The inspection was one of a number of follow-up to a visits by the CQC to one in January which resulted in the practice being judged to be inadequate in areas of safety and leadership and being placed into special measures.. Although then the caring and responsiveness was "good", it was told it needed to improve by April 30.

The CQC visited the practice again on May 9 to check that warning notices had been complied with and improvements were fond to have been made.

It said: "We have now rated this practice as good overall, with safe, caring and responsive and well led also good."

The CQC found that the practice provided care in a way that kept patients safe and protected them from avoidable harm.

"Patients received effective care and treatment that met their needs," it said. "However, systems to ensure care and treatment for those with long term conditions was not robust."

Staff dealt with patients with kindness and respected and involved them in decisions about their care.

The practice organised and delivered services to meet patients' needs, the report said, with patients able to access care and treatment in a timely way.

"The way the practice was led and managed promoted the delivery of high quality personal-centred care," it said.
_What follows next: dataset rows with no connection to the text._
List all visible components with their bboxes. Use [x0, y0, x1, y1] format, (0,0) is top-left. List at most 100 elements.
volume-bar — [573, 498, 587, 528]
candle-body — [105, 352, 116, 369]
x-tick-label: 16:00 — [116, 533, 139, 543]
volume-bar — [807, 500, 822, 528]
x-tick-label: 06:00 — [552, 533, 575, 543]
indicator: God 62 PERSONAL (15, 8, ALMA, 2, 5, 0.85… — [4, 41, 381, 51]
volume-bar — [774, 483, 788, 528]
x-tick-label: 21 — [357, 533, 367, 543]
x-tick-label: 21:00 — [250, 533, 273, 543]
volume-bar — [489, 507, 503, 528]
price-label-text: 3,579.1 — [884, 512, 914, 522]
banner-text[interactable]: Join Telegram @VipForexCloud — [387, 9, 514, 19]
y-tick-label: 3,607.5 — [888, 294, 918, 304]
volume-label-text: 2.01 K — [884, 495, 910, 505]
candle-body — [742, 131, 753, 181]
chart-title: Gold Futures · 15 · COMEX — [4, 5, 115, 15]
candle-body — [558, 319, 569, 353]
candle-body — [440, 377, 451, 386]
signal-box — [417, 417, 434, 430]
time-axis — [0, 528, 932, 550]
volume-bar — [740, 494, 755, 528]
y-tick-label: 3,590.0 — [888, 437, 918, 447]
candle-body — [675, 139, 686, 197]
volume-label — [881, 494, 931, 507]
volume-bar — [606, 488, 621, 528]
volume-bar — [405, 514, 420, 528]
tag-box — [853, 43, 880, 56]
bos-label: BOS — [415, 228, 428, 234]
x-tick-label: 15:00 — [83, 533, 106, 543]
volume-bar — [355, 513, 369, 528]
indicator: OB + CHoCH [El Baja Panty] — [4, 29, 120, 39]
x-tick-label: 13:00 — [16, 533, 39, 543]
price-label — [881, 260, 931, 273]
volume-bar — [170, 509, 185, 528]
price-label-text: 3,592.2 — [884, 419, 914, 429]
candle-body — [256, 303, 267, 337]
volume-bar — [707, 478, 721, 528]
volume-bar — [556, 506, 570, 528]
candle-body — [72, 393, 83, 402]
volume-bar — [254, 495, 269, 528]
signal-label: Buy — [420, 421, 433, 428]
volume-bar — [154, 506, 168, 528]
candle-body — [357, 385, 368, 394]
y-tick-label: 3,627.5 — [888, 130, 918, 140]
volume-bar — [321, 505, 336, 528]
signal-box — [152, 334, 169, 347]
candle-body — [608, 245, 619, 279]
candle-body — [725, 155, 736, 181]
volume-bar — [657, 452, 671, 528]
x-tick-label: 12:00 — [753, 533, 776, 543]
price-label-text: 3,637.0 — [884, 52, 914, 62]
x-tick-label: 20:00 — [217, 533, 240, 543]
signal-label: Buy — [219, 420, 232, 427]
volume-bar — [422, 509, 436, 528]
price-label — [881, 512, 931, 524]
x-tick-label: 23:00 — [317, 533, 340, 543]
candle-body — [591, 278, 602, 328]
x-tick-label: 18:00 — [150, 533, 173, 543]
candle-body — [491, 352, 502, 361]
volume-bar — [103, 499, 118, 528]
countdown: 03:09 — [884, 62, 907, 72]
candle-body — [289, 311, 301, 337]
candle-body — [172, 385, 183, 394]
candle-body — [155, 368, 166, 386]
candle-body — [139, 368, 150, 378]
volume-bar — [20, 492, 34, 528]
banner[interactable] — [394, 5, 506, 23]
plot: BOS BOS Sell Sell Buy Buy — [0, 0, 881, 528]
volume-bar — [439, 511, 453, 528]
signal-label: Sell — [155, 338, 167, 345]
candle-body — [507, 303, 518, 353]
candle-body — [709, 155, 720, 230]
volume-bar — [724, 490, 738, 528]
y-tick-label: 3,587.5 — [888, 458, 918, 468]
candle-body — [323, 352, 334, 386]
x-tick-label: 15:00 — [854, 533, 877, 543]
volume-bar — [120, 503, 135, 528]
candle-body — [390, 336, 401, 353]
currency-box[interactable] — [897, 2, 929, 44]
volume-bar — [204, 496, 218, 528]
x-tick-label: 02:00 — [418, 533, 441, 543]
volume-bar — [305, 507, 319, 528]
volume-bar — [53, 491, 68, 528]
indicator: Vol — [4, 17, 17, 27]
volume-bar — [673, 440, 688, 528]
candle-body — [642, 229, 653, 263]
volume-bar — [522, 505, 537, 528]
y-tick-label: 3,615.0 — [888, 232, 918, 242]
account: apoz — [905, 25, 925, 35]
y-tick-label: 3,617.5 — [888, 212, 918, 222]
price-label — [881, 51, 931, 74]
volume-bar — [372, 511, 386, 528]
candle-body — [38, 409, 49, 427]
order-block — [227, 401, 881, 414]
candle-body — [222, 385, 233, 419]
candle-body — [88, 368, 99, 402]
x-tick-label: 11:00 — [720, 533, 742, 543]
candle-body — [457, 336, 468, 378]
The practice had been working closely with the Oldham Clinical Commissioning Group and the Royal College of General Practitioners to assist it in making improvements across the board following the previous CQC inspection.

It was rated as "requires improvement" for effectiveness because there was "limited monitoring of the outcomes for patients with long-term conditions".

Quality Outcomes Framework data was significantly below local and national averages for patients with long-term conditions.

But Dr Sadik's practice was told it MUST establish effective systems and processes to ensure good governance in accordance with the fundamental standards of care.

And it was told it SHOULD make improvements in the review of data for childhood immunisations and look to implement systems to achieve targets; review data relating to cancer indicators and look to implement systems to improve screening uptake; monitor quality improvement work to bring NASIDs prescribing in line with good practice and implement plans to develop a practice website.

As a result of the improvements made the practice has been re-rated and removed from special measures.